Ngeblog sepertinya mudah, tapi ternyata butuh konsistensi ini yang susah [susah bukan berarti tidak bisa] apalagi gue yang cuma bermodal hape jadul.tapi gue lebih memilih jempol gue melepuh akibat ngetik daripada nonton tivi yang katanya saling berlomba untuk berusaha lebih baik [ternyata menjadi sama makin buruknya] yang nayangin sinetron dua puluh empat jam non stop sama yang nayangin 'drama dalam berita' sama-sama membosankan.bayangin aja dari dulu sinetron sudah menuai kritik, makian dan hujatan toh tetep aja si tivi asik aja nayanginya.yang nayangin 'drama berita' juga sama, sama-sama menyebalkan, konspirasi melulu, korupsi melulu, pembunuhan melulu, bencana melulu apalagi berita yang biasa di sebut Info-tai-nemen [berita tai banget] sepertinya udah gak ada hal yang baik untuk di beritakan di negeri ini.dari bangun tidur sampai mau tidur lagi kita di suguhi sesuatu yang tak bermutu untuk pikiran, tubuh dan jiwa.gue jadi ingat kata emak-emak bernama *Emma Goldman, "
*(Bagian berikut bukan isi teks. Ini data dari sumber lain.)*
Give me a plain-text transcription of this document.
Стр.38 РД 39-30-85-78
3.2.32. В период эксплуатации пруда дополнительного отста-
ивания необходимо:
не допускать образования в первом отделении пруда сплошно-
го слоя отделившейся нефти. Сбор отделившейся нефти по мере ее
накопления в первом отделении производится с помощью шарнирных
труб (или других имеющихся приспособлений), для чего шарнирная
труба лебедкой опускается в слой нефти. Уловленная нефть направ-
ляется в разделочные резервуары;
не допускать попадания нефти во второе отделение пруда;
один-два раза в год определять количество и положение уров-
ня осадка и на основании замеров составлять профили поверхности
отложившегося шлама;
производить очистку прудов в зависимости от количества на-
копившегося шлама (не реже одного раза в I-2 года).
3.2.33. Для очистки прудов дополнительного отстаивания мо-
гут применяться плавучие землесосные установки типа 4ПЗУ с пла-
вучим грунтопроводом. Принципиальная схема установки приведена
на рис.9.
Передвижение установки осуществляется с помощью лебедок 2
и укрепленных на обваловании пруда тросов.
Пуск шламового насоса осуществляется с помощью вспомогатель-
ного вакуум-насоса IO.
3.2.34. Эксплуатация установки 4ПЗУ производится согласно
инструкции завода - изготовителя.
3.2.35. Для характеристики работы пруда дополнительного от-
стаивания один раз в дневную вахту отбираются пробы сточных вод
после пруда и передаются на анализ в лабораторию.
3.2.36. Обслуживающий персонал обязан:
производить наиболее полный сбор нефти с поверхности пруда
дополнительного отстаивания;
Mengapa orang-orang harus pergi dan mengeluarkan uang untuk melihat film yang buruk, kalau mereka dapat tinggal di rumah dan melihat televisi yang buruk secara gratis?
*Emma Goldman (1869–1940) seorang revolusioner, penulis, dan feminis Amerika kelahiran Rusia

**kira-kira kalau si emak Emma hidup di Indonesia sekarang dia ngomong apa ya?